Urma unor pui de leu
Lion foot print
Laba de leu adult si palma Anei
Adult lion paw next to Ana’s hand
As we drove on, the sandy bottom started oozing water, brittle desert plants giving way to a marshy field of tall grass, where another bull was enjoying his beauty mud bath.
Exiting the river bed back into the veld, our party of three was still as boozed as the day before, but more quiet, nostalgic, really. Our awesome escape was coming to a close.

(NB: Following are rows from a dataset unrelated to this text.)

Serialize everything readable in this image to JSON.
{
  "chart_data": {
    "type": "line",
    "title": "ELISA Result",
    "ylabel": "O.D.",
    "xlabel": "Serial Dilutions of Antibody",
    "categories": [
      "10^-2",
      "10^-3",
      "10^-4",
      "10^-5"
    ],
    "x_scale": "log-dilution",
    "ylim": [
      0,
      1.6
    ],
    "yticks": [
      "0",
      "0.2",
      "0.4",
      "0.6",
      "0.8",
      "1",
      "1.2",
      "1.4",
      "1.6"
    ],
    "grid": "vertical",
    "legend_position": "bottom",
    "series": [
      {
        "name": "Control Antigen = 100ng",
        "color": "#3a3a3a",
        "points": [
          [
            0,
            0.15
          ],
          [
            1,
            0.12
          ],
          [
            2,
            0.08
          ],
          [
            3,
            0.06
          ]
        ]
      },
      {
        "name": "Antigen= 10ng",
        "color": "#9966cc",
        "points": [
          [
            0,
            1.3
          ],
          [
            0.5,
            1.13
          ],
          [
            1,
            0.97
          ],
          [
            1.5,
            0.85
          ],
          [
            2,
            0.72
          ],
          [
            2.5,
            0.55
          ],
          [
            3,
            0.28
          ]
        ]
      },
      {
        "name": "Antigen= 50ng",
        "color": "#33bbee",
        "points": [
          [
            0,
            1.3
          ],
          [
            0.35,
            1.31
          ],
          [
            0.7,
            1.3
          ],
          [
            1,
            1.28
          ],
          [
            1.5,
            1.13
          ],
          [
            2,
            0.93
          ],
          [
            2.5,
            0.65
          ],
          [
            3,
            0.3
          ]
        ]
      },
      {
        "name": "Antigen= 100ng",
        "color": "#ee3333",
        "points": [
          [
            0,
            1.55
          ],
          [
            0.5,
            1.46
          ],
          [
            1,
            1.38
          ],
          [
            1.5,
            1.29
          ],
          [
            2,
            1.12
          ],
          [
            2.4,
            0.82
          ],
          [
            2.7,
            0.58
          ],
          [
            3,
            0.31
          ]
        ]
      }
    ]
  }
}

On our way back we stopped again for the mandatory ginger liquor, but some beers later, 80 kilometers before home, we remembered one must not drink and drive. So we parked at the pass lodge, which belongs to a friend of Vitals, to collect our composure with the aid of several double gin and tonic. The lodge was built in an environmentally friendly way in a pristine conservancy, on the rim of the ancient Gondwana split, among 132 million years old volcanic mountains. But the night was young, the view was stunning, and our generous hosts proposed dinner and bungalows perching on the edge of the canyon. So we stayed. Tempering the pampering with two bottles of red.
In our so-called Western world, we live far from the wild. We work hard to maintain the boundaries. Some even believe that we have become a species disconnected from the natural mechanisms of life. But in a place like this, one cannot help but wonder, “how could I possibly want more, something else?” Just open the eye into the world, and see.